Et cette certitude change tout. Ma vie est complète. Non pas dans le sens où il n'y a plus rien à faire, mais dans le sens où le plus dur est derrière moi, et que tout ce qui vient après est du bonus. Je vois les choses bien différemment à présent. Je relativise bien plus. Les problèmes du quotidien, les contrariétés, les obstacles, tout ça pèse infiniment moins lourd quand on a regardé la mort de près et qu'on lui a dit non merci, pas aujourd'hui.


Ce qui s'est passé pendant que je dormais

Du point de vue du neurochirurgien, voici comment s'est déroulée cette journée.

D'abord, l'anesthésie générale. On m'a endormi complètement, parce que contrairement à certaines interventions de stimulation cérébrale profonde qui se font éveillé, la mienne s'est faite sous anesthésie totale.

Avant toute chose, on fixe sur le crâne un cadre stéréotaxique. C'est un dispositif rigide, en métal, qui se visse littéralement sur la tête et qui sert de repère absolu pour toutes les mesures et les trajectoires qui suivront. C'est un geste un peu brutal, mais en général on s'en fiche royalement, vu qu'on dort.

Ensuite, une IRM peropératoire. Le cerveau est imagé en temps réel pour calculer avec une précision millimétrique la trajectoire que les électrodes devront suivre pour atteindre leur cible : le globus pallidus interne, des deux côtés.

Puis vient le geste lui-même. On perce le crâne, on ouvre un passage à travers l'os, et on descend les électrodes le long de la trajectoire calculée, millimètre par millimètre, en réalisant des micro-enregistrements en chemin pour s'assurer qu'on est au bon endroit.

Et c'est là que ça devient fascinant. Pour vérifier précisément l'endroit où placer les électrodes, l'équipe allège légèrement l'anesthésie. Juste assez pour que le GPi reprenne un peu d'activité, qu'il recommence à envoyer ses signaux erratiques.

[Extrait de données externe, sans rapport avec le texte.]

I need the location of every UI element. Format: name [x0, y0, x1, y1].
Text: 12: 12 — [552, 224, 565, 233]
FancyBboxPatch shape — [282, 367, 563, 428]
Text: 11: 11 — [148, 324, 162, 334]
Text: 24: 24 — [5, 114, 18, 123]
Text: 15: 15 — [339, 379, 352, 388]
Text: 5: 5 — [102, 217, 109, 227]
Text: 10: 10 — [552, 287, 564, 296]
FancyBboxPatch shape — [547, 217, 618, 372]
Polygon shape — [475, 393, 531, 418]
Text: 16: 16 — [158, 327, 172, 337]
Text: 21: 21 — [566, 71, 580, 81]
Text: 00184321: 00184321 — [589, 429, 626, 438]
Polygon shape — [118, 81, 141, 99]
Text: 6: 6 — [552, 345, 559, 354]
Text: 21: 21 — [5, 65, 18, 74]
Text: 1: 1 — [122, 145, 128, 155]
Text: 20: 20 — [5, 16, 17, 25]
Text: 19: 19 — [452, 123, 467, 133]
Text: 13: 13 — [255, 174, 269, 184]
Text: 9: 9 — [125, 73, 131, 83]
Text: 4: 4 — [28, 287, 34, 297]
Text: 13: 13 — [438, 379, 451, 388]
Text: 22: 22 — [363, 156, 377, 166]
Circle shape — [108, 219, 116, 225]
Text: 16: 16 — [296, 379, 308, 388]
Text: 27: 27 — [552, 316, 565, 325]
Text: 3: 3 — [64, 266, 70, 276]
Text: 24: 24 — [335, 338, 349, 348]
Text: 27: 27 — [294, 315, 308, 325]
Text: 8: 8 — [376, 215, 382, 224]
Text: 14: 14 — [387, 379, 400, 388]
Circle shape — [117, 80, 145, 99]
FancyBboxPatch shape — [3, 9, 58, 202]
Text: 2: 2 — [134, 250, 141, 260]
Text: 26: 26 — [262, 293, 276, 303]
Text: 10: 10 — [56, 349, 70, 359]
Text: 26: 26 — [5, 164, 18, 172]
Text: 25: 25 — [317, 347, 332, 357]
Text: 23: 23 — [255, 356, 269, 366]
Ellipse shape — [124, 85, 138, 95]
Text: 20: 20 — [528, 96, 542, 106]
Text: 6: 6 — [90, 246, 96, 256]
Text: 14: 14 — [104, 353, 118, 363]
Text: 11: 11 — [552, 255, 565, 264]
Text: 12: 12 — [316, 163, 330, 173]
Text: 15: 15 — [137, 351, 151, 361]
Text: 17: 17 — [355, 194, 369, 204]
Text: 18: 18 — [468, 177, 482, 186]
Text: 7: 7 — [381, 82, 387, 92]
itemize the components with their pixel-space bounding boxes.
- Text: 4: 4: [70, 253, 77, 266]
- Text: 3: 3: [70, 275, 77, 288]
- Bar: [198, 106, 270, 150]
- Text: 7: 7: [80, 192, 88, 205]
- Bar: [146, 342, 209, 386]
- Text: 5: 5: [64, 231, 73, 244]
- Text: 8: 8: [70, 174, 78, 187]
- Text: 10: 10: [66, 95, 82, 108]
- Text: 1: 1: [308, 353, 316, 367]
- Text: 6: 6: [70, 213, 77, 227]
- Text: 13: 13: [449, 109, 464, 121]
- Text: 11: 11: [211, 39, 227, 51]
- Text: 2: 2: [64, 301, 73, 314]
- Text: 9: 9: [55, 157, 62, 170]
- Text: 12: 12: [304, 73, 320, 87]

C'est un peu comme chasser une mouche avec une tapette : on sait qu'elle est dans la pièce, on sait à peu près où elle se trouve, mais pour la frapper il faut qu'elle bouge. On attend donc que le GPi se manifeste, on guette un pic d'irrégularité dans les signaux captés par les électrodes, et dès qu'il apparaît : on cartographie. On sait qu'on est au bon endroit, on fixe les coordonnées, et les électrodes sont verrouillées en position définitive.

Contrôle. On vérifie que tout est en place, que les électrodes sont là où elles doivent être, que rien n'a bougé.

Ensuite, changement de configuration. On me repositionne pour la deuxième partie de l'intervention : l'implantation du boîtier, le générateur qui alimentera les électrodes en courant. On prépare le site au niveau du thorax, côté gauche, on crée une loge sous la peau, on y place le boîtier, on le connecte aux électrodes via des câbles qui passent sous la peau du cou.

Et voilà, c'est fini. On referme, on nettoie, on laisse le patient se réveiller. Le patient en question, c'est moi, et il vomit trois fois avant de comprendre qu'il n'est pas au paradis.

Derrière cette description technique, il y a un geste chirurgical d'une virtuosité rare. La Pr Karachi opère avec une précision qui force le respect. Naviguer à travers le cerveau, millimètre par millimètre, viser des cibles de quelques millimètres carrés enfouies au cœur des noyaux gris centraux, ajuster les trajectoires en temps réel selon les signaux captés : c'est un exercice d'une exigence absolue, où la moindre erreur peut avoir des conséquences irréversibles. Et elle le fait avec une maîtrise, une assurance et une élégance qui confinent à l'art. Ce n'est pas de la chirurgie, c'est de l'orfèvrerie.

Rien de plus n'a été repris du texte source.